Today’s Wall Street Journal reports that in-house doctors at Social Security offices all over the country are resigning in protest over pay cuts, overly stressful working conditions and demands that they issue reports in practice areas outside their specialties.
Social Security
uses in-house medical advisers to review your medical records and to advise SSA claims adjustors if your medical or mental health condition can support an approval. In the past, SSA would send medical files to specialists for review – sometimes using two or three doctors on a single file.
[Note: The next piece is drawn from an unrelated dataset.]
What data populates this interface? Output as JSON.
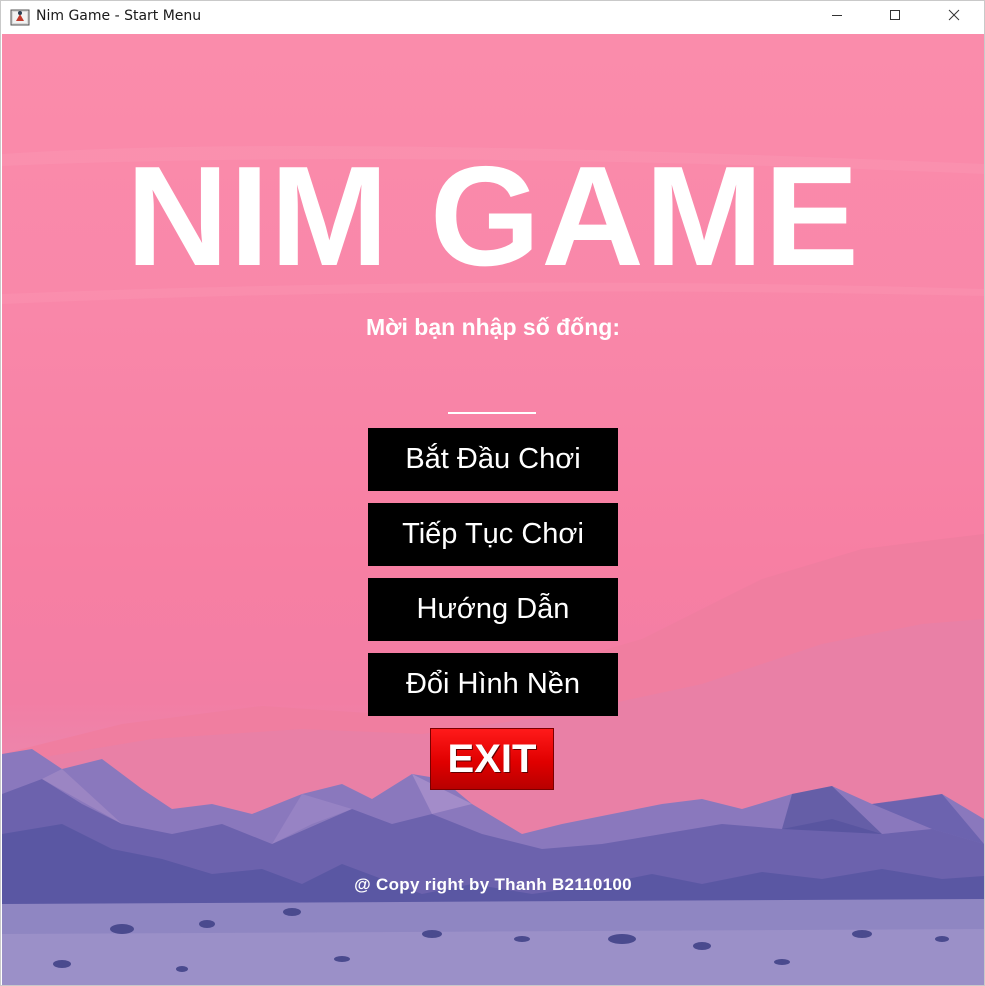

Now, because of a growing backlog, Social Security administrators are demanding that in-house physicians review more files faster. Further, some of the in-house doctors are resigning when Social Security personnel demand that they issue opinions outside their areas of knowledge – in one instance noted in the story a pediatrician (baby doctor) was asked to review a file of an adult with neuropathy.
As a practical matter, Social Security’s problems finding and retaining qualified in-house doctors will only impact your case in that you are less likely to get a favorable decision earlier on in the process. My experience has been at hearings, judges usually pay little attention to the findings of the State Agency in house physicians – and now that I am aware of the credibility issues discussed in the WSJ article, I will look a little more carefully at the qualifications of these physicians and object where appropriate.
These internal problems at Social Security highlight the need for every claimant to submit complete and properly identified medical records to Social Security along with opinion evidence from treating physicians that identify specific activity limitations which impact your capacity to work.